Artist Liu Bolin Uses Bodypaint to Critique Pollution in China

These chilling images show the real problem.

Liu Bolin, known for his perfectly camouflaged body paintings, has created a chilling piece that voices his concerns about China’s growing air pollution problem.

Body painting can sometimes be little more than an excuse to gawk at nude women (see the Times Square desnudas in New York, for instance), but Bolin is among the practioners elevating the medium to the status of high art. He is, after all, known as the “Human Chameleon.”

Bolin’s latest work, titled Dongji (Winter Solstice), draws much-needed attention to the issue of air pollution by using the thick smog to create stunning visuals, with human bodies fading into spindly trees and drab gray skies in the background.

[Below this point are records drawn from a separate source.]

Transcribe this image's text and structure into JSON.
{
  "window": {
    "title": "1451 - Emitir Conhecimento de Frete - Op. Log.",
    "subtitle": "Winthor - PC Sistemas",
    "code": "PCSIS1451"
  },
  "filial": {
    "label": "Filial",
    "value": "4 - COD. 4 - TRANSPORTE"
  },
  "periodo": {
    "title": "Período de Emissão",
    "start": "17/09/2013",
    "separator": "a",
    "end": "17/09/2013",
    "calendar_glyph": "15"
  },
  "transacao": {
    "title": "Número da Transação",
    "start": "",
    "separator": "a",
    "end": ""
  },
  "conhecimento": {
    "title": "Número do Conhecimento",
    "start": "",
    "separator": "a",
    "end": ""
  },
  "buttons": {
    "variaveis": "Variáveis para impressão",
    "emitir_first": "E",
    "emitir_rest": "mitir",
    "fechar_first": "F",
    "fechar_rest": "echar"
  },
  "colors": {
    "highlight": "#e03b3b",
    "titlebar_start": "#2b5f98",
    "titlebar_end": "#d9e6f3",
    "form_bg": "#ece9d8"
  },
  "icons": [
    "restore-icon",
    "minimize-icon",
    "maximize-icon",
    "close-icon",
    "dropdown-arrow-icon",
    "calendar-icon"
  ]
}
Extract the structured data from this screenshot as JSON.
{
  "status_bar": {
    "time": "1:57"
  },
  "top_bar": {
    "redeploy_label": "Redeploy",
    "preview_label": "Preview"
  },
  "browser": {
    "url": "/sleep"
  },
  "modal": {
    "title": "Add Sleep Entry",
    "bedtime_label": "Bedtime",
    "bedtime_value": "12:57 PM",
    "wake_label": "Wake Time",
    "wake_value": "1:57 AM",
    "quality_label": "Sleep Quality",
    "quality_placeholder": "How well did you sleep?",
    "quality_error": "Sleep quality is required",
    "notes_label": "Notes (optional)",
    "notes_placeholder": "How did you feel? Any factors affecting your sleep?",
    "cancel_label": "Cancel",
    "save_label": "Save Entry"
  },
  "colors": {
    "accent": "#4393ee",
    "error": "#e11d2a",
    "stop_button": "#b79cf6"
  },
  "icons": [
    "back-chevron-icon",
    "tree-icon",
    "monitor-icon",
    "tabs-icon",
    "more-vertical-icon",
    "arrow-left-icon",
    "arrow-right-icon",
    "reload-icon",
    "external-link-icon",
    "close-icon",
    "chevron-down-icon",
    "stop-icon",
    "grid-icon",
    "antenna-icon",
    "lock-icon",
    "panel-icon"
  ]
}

The thought-provoking images have been released mere days after Beijing issued a “red alert” for air pollution; at that point, the capital had never before issued such an alert, but the December 18 warning was the second of the month. In response, schools closed and 2.5 million cars were taken off the streets.

“[My work] is at a critical point,” Bolin told Business Insider.

In 2014, artist Liang Kegang criticized China’s notoriously poor air quality by facetiously auctioning a jar of fresh air from the French countryside.

Air pollution in China is just one sign of climate change, a topic that has been widely addressed by artists in the past few years. There have been protests at Tate Modern in London, art-filled demonstrations in New York, and the HighWaterLine project, a blue chalk line created by Eve Mosher in Bristol thought to be the UK’s largest commissioned artwork.

Paris in particular has been a hot spot for art aimed at increasing awareness of climate change, from Shepard Fairey‘s giant sphere at the Eiffel Tower, to Olafur Eliasson‘s melting doomsday clock and Tomás Saraceno‘s solar powered spheres at the Grand Palaisamong other works that coincided with the UN’s recent Paris Climate Summit.